Small modular nuclear reactor reaches criticality in first US test

An 80 megawatt small modular reactor (SMR), built by TerraPower at Idaho National Laboratory, has reached criticality for the first time. Ars Technica describes the event as a "symbolic milestone" for the nuclear industry.
Criticality means that neutron multiplication in a reactor becomes self-sustaining, so the fission chain holds a steady state. SMR designs have featured in academic literature and regulator approval processes for a decade; with this test, commercial scale begins to take its first step.
TerraPower's design is called Natrium. The reactor uses sodium as a coolant and integrates a molten salt tank for energy storage. The architecture lets the reactor operate at a base of 80 MW and temporarily rise to about 350 MW for peak demand.
The US Nuclear Regulatory Commission (NRC) issued its criticality approval in March 2025; low-power tests were completed in early June this year. Full-power tests are scheduled for the first half of 2027.

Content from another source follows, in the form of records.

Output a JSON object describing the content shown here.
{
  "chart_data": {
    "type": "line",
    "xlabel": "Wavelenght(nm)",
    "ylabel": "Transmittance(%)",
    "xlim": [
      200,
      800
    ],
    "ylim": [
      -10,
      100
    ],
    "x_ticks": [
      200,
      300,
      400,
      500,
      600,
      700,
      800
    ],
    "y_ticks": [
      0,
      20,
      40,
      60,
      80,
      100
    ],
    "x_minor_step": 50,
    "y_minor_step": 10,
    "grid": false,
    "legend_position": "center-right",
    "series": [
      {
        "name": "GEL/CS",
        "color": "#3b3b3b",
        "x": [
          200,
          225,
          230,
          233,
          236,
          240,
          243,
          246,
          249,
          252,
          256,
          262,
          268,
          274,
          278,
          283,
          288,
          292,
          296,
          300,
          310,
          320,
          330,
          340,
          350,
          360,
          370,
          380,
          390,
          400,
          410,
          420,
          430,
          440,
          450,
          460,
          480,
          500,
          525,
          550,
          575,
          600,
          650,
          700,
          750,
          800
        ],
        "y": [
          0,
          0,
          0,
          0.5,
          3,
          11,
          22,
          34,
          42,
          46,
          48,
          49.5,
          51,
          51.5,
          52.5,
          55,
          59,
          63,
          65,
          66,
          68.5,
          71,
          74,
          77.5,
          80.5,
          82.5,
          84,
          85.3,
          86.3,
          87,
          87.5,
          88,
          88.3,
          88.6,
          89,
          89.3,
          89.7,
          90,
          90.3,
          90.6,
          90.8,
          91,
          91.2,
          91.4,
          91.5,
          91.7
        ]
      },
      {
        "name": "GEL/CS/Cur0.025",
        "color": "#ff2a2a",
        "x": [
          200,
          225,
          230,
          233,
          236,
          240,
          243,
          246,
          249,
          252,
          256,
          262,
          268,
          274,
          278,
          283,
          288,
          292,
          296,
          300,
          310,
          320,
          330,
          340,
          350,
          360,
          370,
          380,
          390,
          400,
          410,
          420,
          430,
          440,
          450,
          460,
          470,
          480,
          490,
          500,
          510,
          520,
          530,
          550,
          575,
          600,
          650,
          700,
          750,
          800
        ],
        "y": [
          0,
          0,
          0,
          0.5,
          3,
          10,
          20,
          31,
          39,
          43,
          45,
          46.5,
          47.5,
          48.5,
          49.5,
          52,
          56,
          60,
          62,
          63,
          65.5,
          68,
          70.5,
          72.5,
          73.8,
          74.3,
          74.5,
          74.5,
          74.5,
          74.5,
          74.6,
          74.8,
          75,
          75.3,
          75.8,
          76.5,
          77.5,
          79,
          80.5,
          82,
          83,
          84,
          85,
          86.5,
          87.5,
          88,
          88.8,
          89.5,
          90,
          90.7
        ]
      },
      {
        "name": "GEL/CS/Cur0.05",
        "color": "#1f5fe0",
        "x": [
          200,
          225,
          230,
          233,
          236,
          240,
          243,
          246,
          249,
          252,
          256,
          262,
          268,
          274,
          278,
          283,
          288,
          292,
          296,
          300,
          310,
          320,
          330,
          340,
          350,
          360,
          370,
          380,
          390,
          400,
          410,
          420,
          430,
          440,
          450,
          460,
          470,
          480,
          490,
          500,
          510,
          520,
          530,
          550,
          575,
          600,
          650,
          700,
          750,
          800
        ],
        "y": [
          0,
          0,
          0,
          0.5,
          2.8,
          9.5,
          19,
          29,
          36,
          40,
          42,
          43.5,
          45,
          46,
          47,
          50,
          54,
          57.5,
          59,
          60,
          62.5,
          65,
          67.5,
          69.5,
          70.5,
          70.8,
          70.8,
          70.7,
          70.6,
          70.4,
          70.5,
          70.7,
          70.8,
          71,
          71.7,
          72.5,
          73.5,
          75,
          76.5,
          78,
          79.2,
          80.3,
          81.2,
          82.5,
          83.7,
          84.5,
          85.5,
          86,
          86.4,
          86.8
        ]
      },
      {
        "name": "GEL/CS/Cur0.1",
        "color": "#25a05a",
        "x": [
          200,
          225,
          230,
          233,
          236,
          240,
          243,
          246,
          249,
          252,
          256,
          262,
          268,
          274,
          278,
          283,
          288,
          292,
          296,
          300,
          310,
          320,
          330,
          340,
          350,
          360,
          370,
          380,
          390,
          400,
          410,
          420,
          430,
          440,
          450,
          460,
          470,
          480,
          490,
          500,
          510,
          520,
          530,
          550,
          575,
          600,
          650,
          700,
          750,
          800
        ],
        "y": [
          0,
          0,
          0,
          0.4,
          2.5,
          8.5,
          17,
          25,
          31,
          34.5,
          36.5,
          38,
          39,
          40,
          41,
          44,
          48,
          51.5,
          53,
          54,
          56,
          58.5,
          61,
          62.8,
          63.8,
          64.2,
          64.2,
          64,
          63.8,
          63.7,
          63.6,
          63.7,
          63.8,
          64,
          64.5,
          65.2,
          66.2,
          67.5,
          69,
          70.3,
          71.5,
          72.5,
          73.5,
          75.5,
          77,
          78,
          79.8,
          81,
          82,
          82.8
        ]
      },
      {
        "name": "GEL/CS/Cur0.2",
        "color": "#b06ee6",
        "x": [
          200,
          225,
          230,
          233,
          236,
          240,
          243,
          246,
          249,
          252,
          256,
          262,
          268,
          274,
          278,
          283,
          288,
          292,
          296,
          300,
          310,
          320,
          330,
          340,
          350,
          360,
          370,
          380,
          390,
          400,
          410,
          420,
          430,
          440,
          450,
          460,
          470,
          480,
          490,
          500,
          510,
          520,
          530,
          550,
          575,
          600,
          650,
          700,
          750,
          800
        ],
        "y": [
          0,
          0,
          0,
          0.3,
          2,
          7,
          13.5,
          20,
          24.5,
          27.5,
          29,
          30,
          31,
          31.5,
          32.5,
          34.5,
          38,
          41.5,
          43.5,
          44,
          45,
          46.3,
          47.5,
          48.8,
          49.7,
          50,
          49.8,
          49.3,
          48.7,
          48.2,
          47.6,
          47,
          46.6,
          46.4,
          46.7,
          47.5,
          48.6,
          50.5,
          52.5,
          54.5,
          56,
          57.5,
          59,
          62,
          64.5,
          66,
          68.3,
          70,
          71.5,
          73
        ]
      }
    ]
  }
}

Part of the project's financing comes from the Department of Energy's Advanced Reactor Demonstration Program (ARDP) grant. The programme's allocation to TerraPower is $2 billion; the company, founded with backing from Bill Gates, is contributing an additional $800 million from private capital.
The nuclear policy environment has returned to public debate in recent months as electricity demand grows. AI data-centre load is creating something like 30 GW of incremental base-load demand a year in the US over the next decade; SMRs are among the candidates to fill the gap.
The SMR technology also faces criticism. Princeton University physicist Frank von Hippel told Ars Technica: "SMRs always make the same promise: faster, cheaper. The economic benefits stay limited until the production line reaches serial output."
The cost targets are around $5,000 to $6,000 per MW of capacity. That level points to roughly a third of large-scale conventional nuclear costs. But the first units are always more expensive; the Idaho test cost roughly $4 billion, around $50,000 per MW.
In international competition, both China and Russia are advancing SMR projects. China's ACP100 Linglong One reactor was connected to the grid in 2023; Russia's Akademik Lomonosov has been operating in Chukotka since 2020. The US is arriving later but Natrium's architecture has the potential for surprising jumps.
This article is not energy investment advice. The operating cost of SMR technology, the licensing timeline and regulator approval all carry uncertainty. Investors are advised to discuss decisions with a licensed financial adviser.